Because the requests look legitimate and justified, the fraud is rarely discovered soon enough to be stopped. And it’s not just the money stolen that impacts the company. Several lawsuits have been filed on behalf of employees angry that their workplace did not protect their data with stronger security, most notably by Seagate employees in 2016.

 

Education Matters

 While there is always a chance of an employee or leader falling for a convincing email, investing in your users and making them your last line of defence can go a long way toward deflecting these attempts.

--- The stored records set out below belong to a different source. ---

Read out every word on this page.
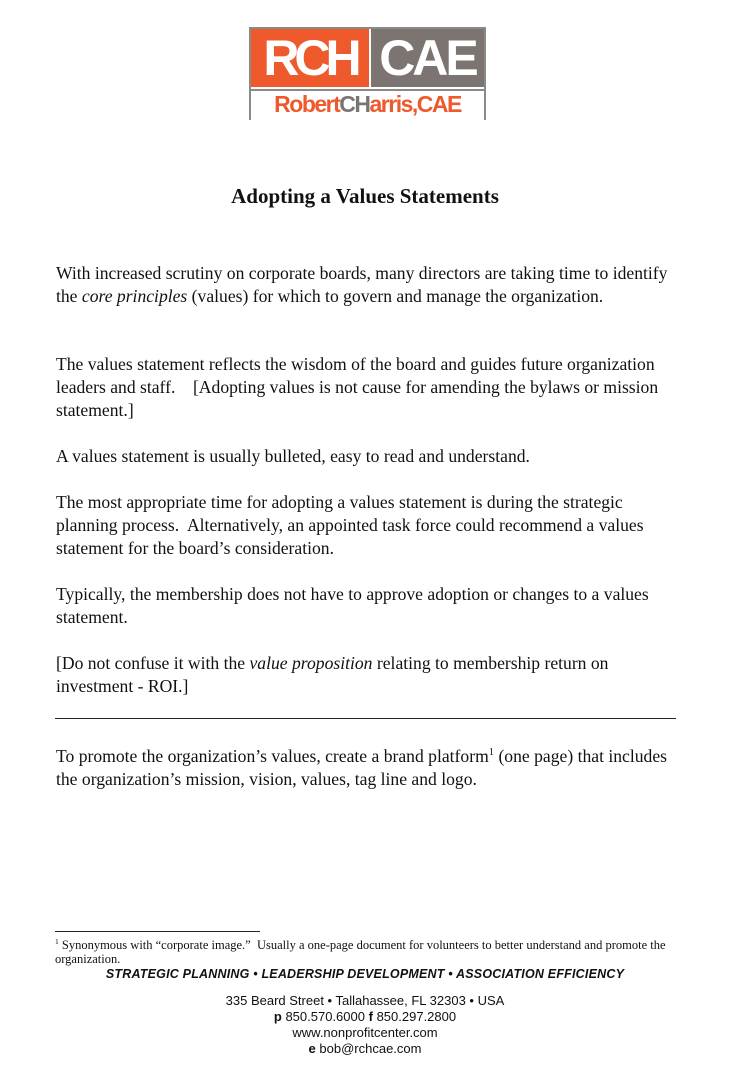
RCH CAE
RobertCHarris,CAE
Adopting a Values Statements

With increased scrutiny on corporate boards, many directors are taking time to identify the core principles (values) for which to govern and manage the organization.

The values statement reflects the wisdom of the board and guides future organization leaders and staff.    [Adopting values is not cause for amending the bylaws or mission statement.]

A values statement is usually bulleted, easy to read and understand.

The most appropriate time for adopting a values statement is during the strategic planning process.  Alternatively, an appointed task force could recommend a values statement for the board’s consideration.

Typically, the membership does not have to approve adoption or changes to a values statement.

[Do not confuse it with the value proposition relating to membership return on investment - ROI.]

To promote the organization’s values, create a brand platform$^1$ (one page) that includes the organization’s mission, vision, values, tag line and logo.

$^1$ Synonymous with “corporate image.”  Usually a one-page document for volunteers to better understand and promote the organization.

STRATEGIC PLANNING • LEADERSHIP DEVELOPMENT • ASSOCIATION EFFICIENCY
335 Beard Street • Tallahassee, FL 32303 • USA
p 850.570.6000 f 850.297.2800
www.nonprofitcenter.com
e bob@rchcae.com
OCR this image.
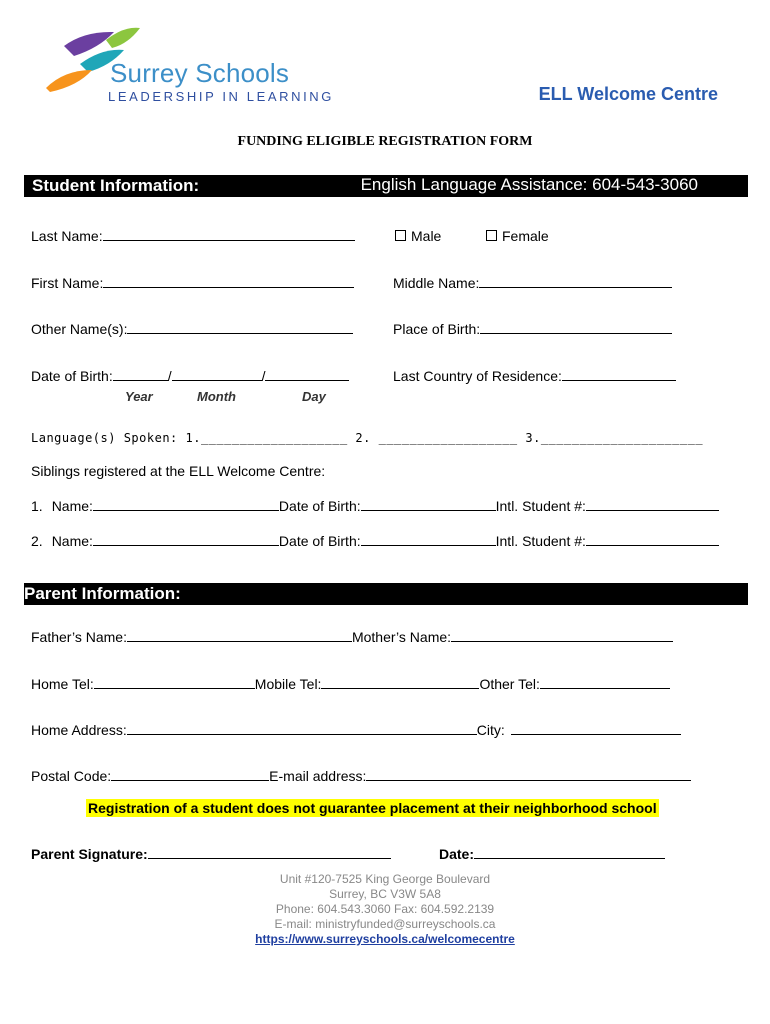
Surrey Schools
LEADERSHIP IN LEARNING	ELL Welcome Centre
FUNDING ELIGIBLE REGISTRATION FORM
Student Information:	English Language Assistance: 604-543-3060
Last Name:	Male	Female
First Name:	Middle Name:
Other Name(s):	Place of Birth:
Date of Birth:	/	/	Last Country of Residence:
Year	Month	Day
Language(s) Spoken: 1.___________________ 2. __________________ 3._____________________
Siblings registered at the ELL Welcome Centre:
1. Name:	Date of Birth:	Intl. Student #:
2. Name:	Date of Birth:	Intl. Student #:
Parent Information:
Father’s Name:	Mother’s Name:
Home Tel:	Mobile Tel:	Other Tel:
Home Address:	City:
Postal Code:	E-mail address:
Registration of a student does not guarantee placement at their neighborhood school
Parent Signature:	Date:
Unit #120-7525 King George Boulevard
Surrey, BC V3W 5A8
Phone: 604.543.3060 Fax: 604.592.2139
E-mail: ministryfunded@surreyschools.ca
https://www.surreyschools.ca/welcomecentre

  • Step 1. Who are your high-risk users? Usually you’ll find that senior leaders, HR staff or financial personnel are the ones who have access or responsibility for money or data. Review social networks and aggregator sites like Crunchbase to see how much information is available about them online, especially job duties and contacts from other teams and companies. Then evaluate how easy it would be to impersonate them by email using this information.
  • Step 2. Implement security controls like email filtering, two-factor authentication, access and identity controls, and permission levels. Even though they are not foolproof, they are important parts of a defence in depth strategy. Also, adopt whitelists or blacklists for external traffic. These won’t completely block phishing emails, but they’ll eliminate quite a few.
  • Step 3. Create policies and procedures that can catch hasty mistakes. A strict wire transfer policy requiring multiple authorisations, time delays and identity verification can all go a long way toward preventing disaster and loss. Register as many domains as you can that are just slightly different from the actual company domain. Implement domain spoof protection and create detection system rules that flag any emails using extensions similar to company email.
  • Step 4. Provide security awareness training that actually works – not the gather-in-the-lunchroom-once-a-year kind – so your staff knows how to look for red flags. While most phishing emails are well-architected, grammatical errors and odd wording are usually present and noticeable. Often the company name will be altered slightly: LinkedIn, for example, might show as LlinkedIn. Another warning sign: the request for an expedited turnaround. Criminals want your staff to act quickly, before they can realise something is wrong. If an email repeatedly mentions an “urgent wire transfer” or an “urgent invoice payment” and includes “new account information” or other “new” accounts and changes, it’s a sign of a scam.

 

What to Do

In most cases, only four percent of funds are ever recovered. Usually the fraud isn’t detected in time for recoupment, with most transfers successfully reaching criminal hands in China and Hong Kong. If you do experience a CEO fraud attack, whether it’s a fraudulent transfer of funds or data, you want to act quickly and follow these steps:

 

  1. Contact your bank. Provide as many details as possible to see if they can stop or even recall the transfer.
  2. Contact law enforcement, starting with the police who may work with Action Fraud, the UK’s national fraud and cybercrime reporting centre, to recover the funds.
  3. Contact your insurance company to see if your policy covers this kind of attack.

 

Get with your IT team to investigate and do damage control. That means closing off the attack vector, recovering hacked email accounts, and eradicating malware. Don’t hesitate to bring in outside security specialists; they likely have experience in these kinds of attacks and can suggest new techniques for strengthening your security controls.

 

Since it works and is often low cost for bad guys, CEO fraud isn’t going away any time soon. Criminals will continue to phish for your data and financial assets as long as technology exists. But by anticipating this type of threat and preparing for it, you can make strides in heading off a would-be attack. One of the most important steps is to educate your workforce and leadership so you can boost awareness and your general security and not become today’s catch.